Priesthood silencing could occur in the RLDS for tobacco use, but other parts of the Word of Wisdom weren’t followed as strictly. In fact, there have been resolutions proposed at their World (General) Conference that would relax restrictions on alcohol.
I know that Lachlan is doing a study on the Word of Wisdom and may make recommendations for changes following the study, but I don’t know any timelines or anything like that. In the Sunday School class I attended, he discussed changes in both the LDS and RLDS positions on the WoW over the past century and indicated that rules for WoW observance among leaders was different than regular members. (It was also funny to me to hear the RLDS refer to “members” instead of “congregants” or some other term.)
“In earlier times the temple standard was avoiding drunkedness, not a total prohibition.”
Absolutely true. MacKay made a big point of that in the interview, and differentiated between the Temperance Movement vs. Prohibition. Mormons were always in the Temperance Movement until Heber J. Grant got ticked off after Utah was the deciding vote that removed Prohibition. It’s Grant that imposed Prohibition on the church.

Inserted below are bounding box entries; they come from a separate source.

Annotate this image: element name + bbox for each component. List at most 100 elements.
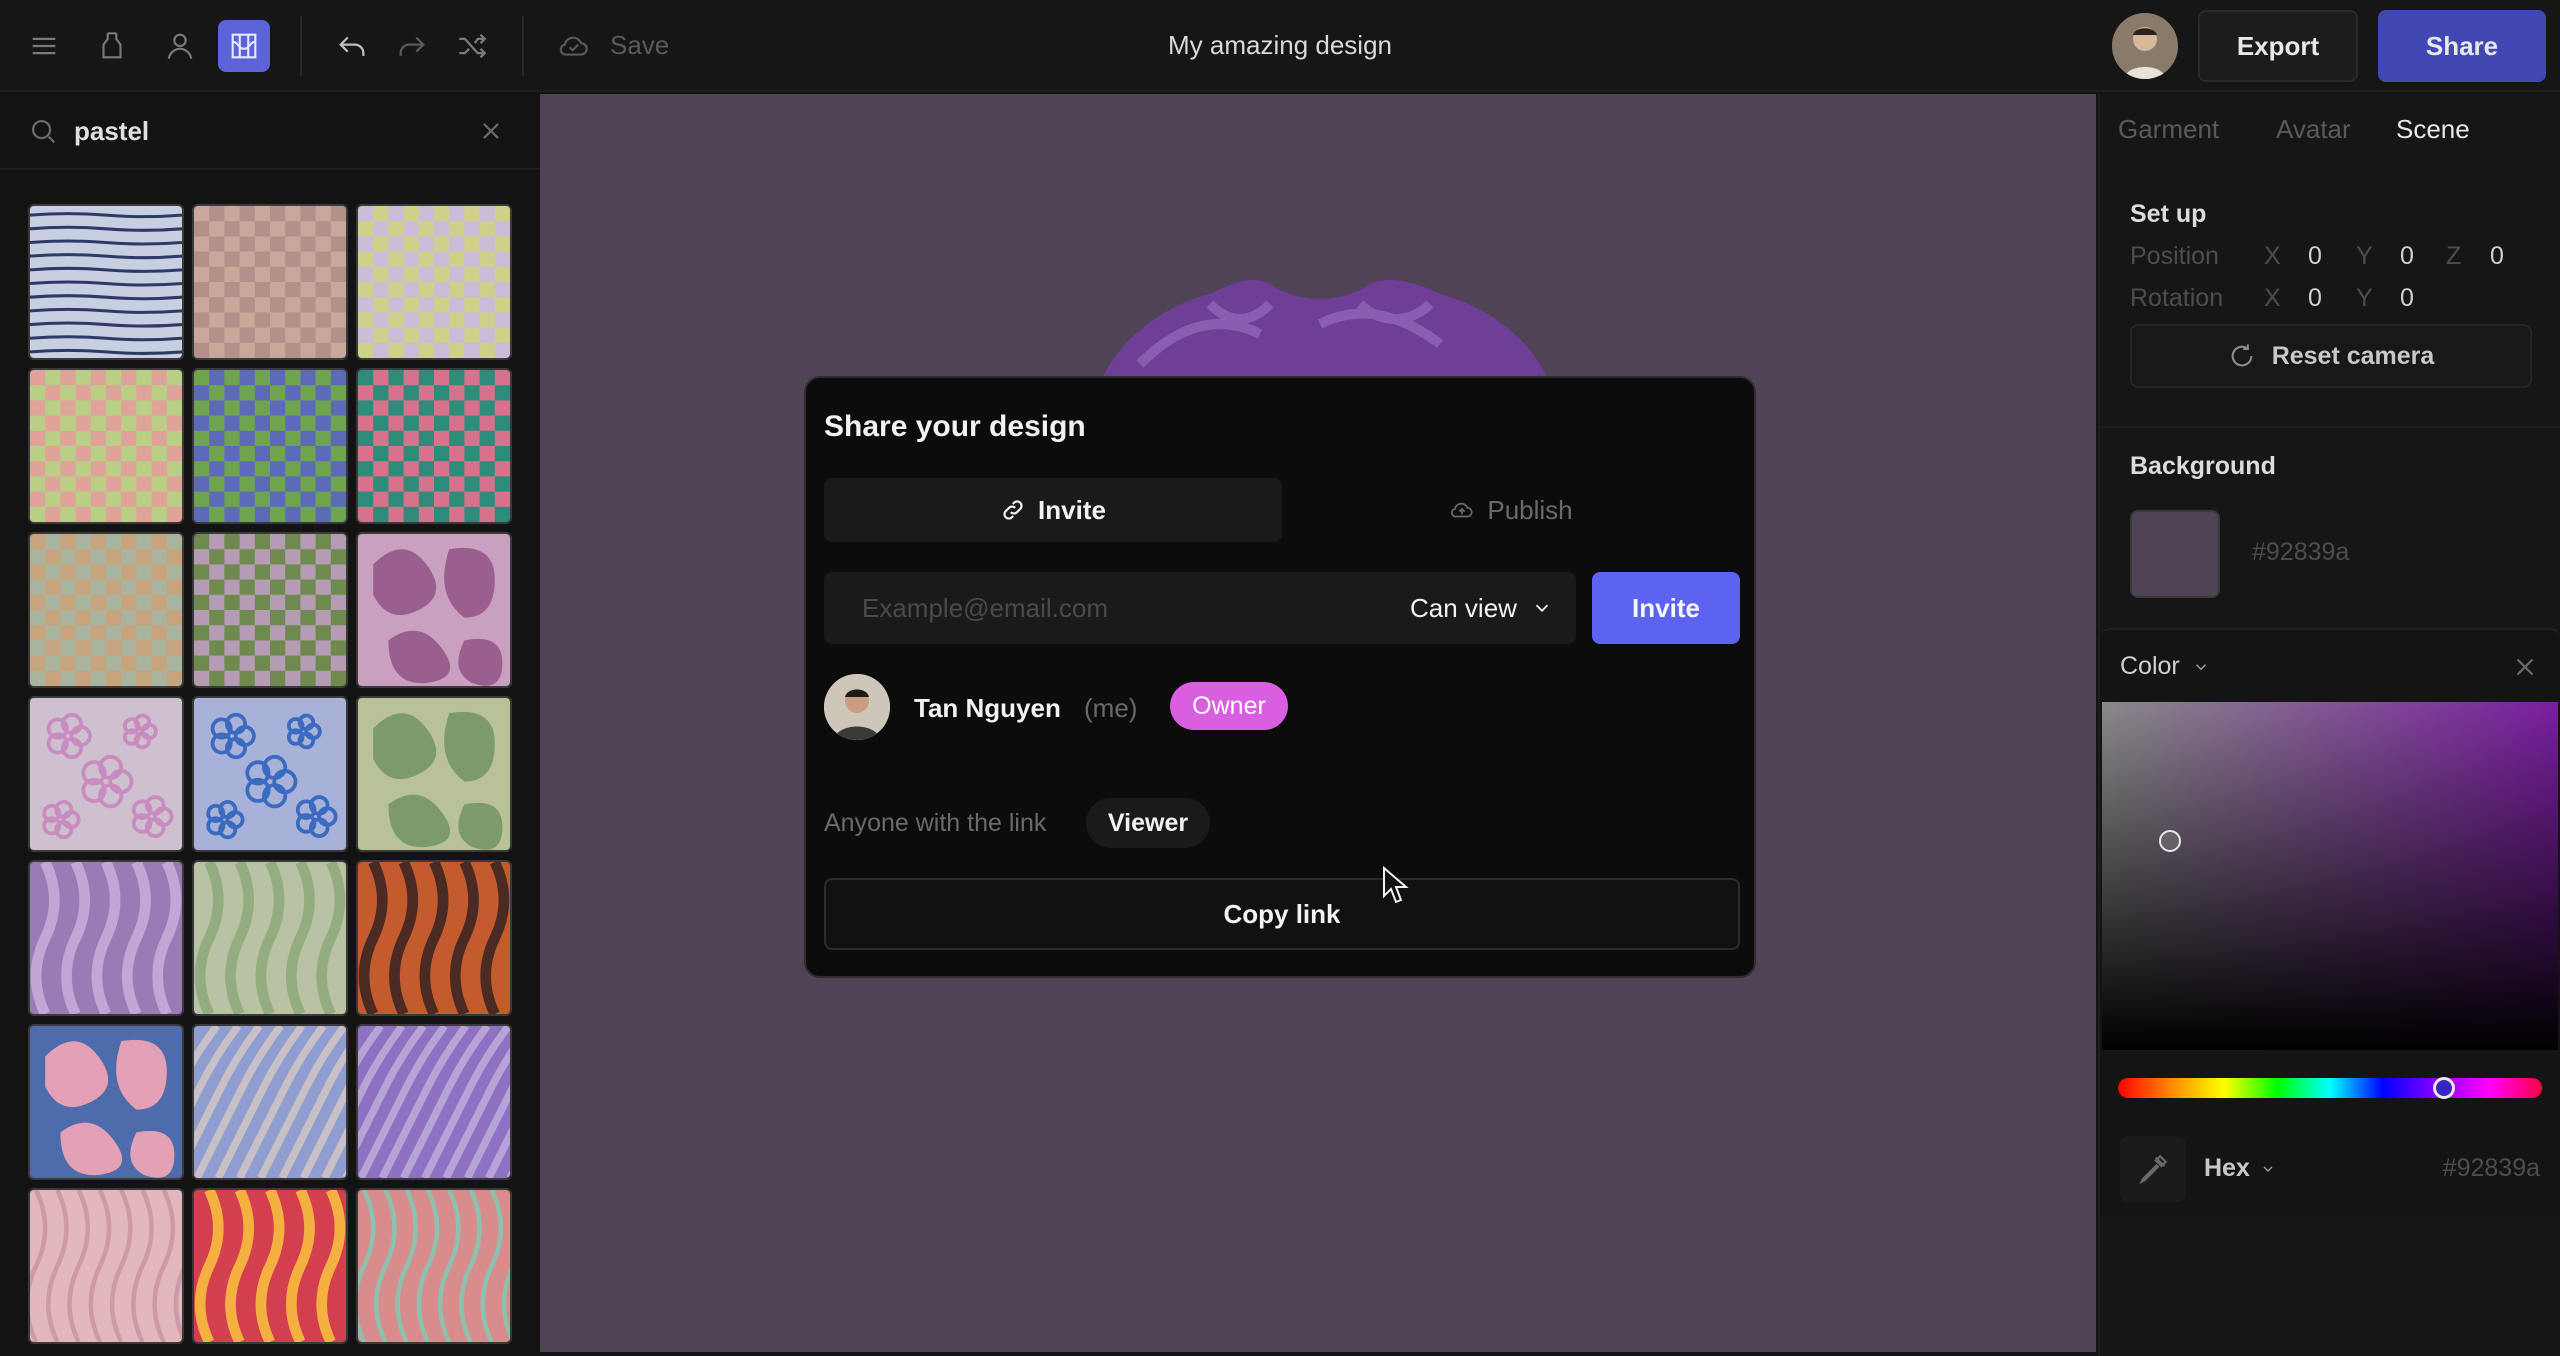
shuffle-icon[interactable] [446, 20, 498, 72]
background-color-swatch[interactable] [2130, 510, 2220, 598]
color-mode-dropdown[interactable]: Color [2120, 652, 2210, 681]
pattern-thumbnail[interactable] [356, 860, 512, 1016]
hex-value-field[interactable]: #92839a [2400, 1154, 2540, 1183]
share-button[interactable]: Share [2378, 10, 2546, 82]
pattern-thumbnail[interactable] [192, 204, 348, 360]
search-input[interactable]: pastel [74, 116, 149, 147]
avatar-icon[interactable] [154, 20, 206, 72]
mouse-cursor-icon [1383, 866, 1409, 904]
permission-dropdown[interactable]: Can view [1410, 572, 1553, 644]
link-role-dropdown[interactable]: Viewer [1086, 798, 1210, 848]
member-avatar [824, 674, 890, 740]
pattern-panel: pastel [0, 94, 540, 1356]
reset-camera-label: Reset camera [2271, 341, 2435, 370]
pattern-thumbnail[interactable] [356, 532, 512, 688]
member-me-label: (me) [1084, 693, 1138, 723]
refresh-icon [2231, 344, 2253, 367]
reset-camera-button[interactable]: Reset camera [2130, 324, 2532, 388]
position-x-field[interactable]: 0 [2308, 242, 2322, 271]
rotation-x-label: X [2264, 284, 2281, 312]
pattern-thumbnail[interactable] [28, 860, 184, 1016]
tab-invite-label: Invite [1038, 494, 1106, 525]
pattern-thumbnail[interactable] [356, 204, 512, 360]
dialog-title: Share your design [824, 410, 1086, 443]
position-z-field[interactable]: 0 [2490, 242, 2504, 271]
position-z-label: Z [2446, 242, 2462, 270]
permission-label: Can view [1410, 592, 1517, 623]
pattern-thumbnail[interactable] [28, 1188, 184, 1344]
redo-icon[interactable] [386, 20, 438, 72]
menu-icon[interactable] [18, 20, 70, 72]
pattern-thumbnail[interactable] [192, 696, 348, 852]
rotation-y-label: Y [2356, 284, 2373, 312]
rotation-label: Rotation [2130, 284, 2224, 312]
tab-scene[interactable]: Scene [2396, 114, 2470, 145]
color-picker-popover: Color Hex #92839a [2100, 628, 2560, 1218]
rotation-x-field[interactable]: 0 [2308, 284, 2322, 313]
position-y-label: Y [2356, 242, 2373, 270]
pattern-thumbnail[interactable] [28, 368, 184, 524]
eyedropper-icon [2139, 1154, 2168, 1185]
link-access-label: Anyone with the link [824, 809, 1047, 837]
eyedropper-button[interactable] [2120, 1136, 2186, 1202]
background-hex-field[interactable]: #92839a [2252, 538, 2349, 567]
pattern-thumbnail[interactable] [192, 1024, 348, 1180]
pattern-thumbnail[interactable] [356, 696, 512, 852]
rotation-y-field[interactable]: 0 [2400, 284, 2414, 313]
close-icon[interactable] [474, 114, 508, 148]
cloud-upload-icon [1451, 502, 1473, 518]
pattern-thumbnail[interactable] [356, 1188, 512, 1344]
invite-button[interactable]: Invite [1592, 572, 1740, 644]
app-window: Save My amazing design Export Share past… [0, 0, 2560, 1356]
tab-publish[interactable]: Publish [1282, 478, 1740, 542]
setup-heading: Set up [2130, 200, 2207, 228]
toolbar-divider [300, 16, 302, 76]
chevron-down-icon [2195, 663, 2206, 670]
hue-slider[interactable] [2118, 1078, 2542, 1098]
garment-preview [1100, 279, 1550, 384]
color-picker-title: Color [2120, 652, 2180, 680]
member-name: Tan Nguyen [914, 693, 1061, 723]
hex-mode-label: Hex [2204, 1154, 2250, 1182]
pattern-library-icon[interactable] [218, 20, 270, 72]
position-label: Position [2130, 242, 2219, 270]
tab-avatar[interactable]: Avatar [2276, 114, 2351, 145]
tab-garment[interactable]: Garment [2118, 114, 2219, 145]
position-y-field[interactable]: 0 [2400, 242, 2414, 271]
pattern-thumbnail[interactable] [192, 368, 348, 524]
background-heading: Background [2130, 452, 2276, 480]
share-dialog: Share your design Invite Publish Can vie… [804, 376, 1756, 978]
user-avatar[interactable] [2112, 13, 2178, 79]
pattern-thumbnail[interactable] [28, 204, 184, 360]
toolbar-divider [522, 16, 524, 76]
email-field[interactable] [862, 572, 1382, 644]
pattern-thumbnail[interactable] [192, 532, 348, 688]
position-x-label: X [2264, 242, 2281, 270]
hex-mode-dropdown[interactable]: Hex [2204, 1154, 2276, 1183]
chevron-down-icon [2263, 1166, 2273, 1172]
saturation-value-area[interactable] [2102, 702, 2558, 1050]
undo-icon[interactable] [326, 20, 378, 72]
save-button[interactable]: Save [610, 30, 669, 61]
section-divider [2100, 426, 2560, 428]
garment-icon[interactable] [86, 20, 138, 72]
cloud-save-icon [548, 20, 600, 72]
search-bar[interactable]: pastel [0, 94, 540, 170]
tab-publish-label: Publish [1487, 494, 1573, 525]
pattern-thumbnail[interactable] [356, 368, 512, 524]
tab-invite[interactable]: Invite [824, 478, 1282, 542]
export-button[interactable]: Export [2198, 10, 2358, 82]
document-title[interactable]: My amazing design [1000, 30, 1560, 61]
close-icon[interactable] [2510, 652, 2540, 682]
chevron-down-icon [1535, 604, 1549, 613]
pattern-thumbnail[interactable] [28, 1024, 184, 1180]
pattern-thumbnail[interactable] [192, 1188, 348, 1344]
pattern-thumbnail[interactable] [28, 532, 184, 688]
link-icon [1003, 500, 1023, 520]
invite-field-group: Can view [824, 572, 1576, 644]
share-tabs: Invite Publish [824, 478, 1738, 542]
copy-link-button[interactable]: Copy link [824, 878, 1740, 950]
pattern-thumbnail[interactable] [28, 696, 184, 852]
pattern-thumbnail[interactable] [192, 860, 348, 1016]
pattern-thumbnail[interactable] [356, 1024, 512, 1180]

Really interesting stuff, GT. I appreciate you doing these recaps since as you know I am allergic to podcasts. I have often thought that the “eat meat sparingly except in times of winter” related to the lack of refrigeration. Meat would often go bad during the warm months back then, something Upton Sinclair wrote about peripherally in his 1906 novel The Jungle, where he outlined the problems in the meat packing industry at the turn of the century. Skipping meat (but not fish which at the time would have been eaten after being freshly caught) would have been a good measure, sort of like why the Israelites shouldn’t be eating shellfish while wandering in the desert for 40 years.
I was recently reading from the Arrington biography that a church history author was told not to publish information about Brigham Young’s tobacco use because they didn’t want people to know, and they didn’t want to embarrass the family. It didn’t tie in with the neat narrative we liked to tell.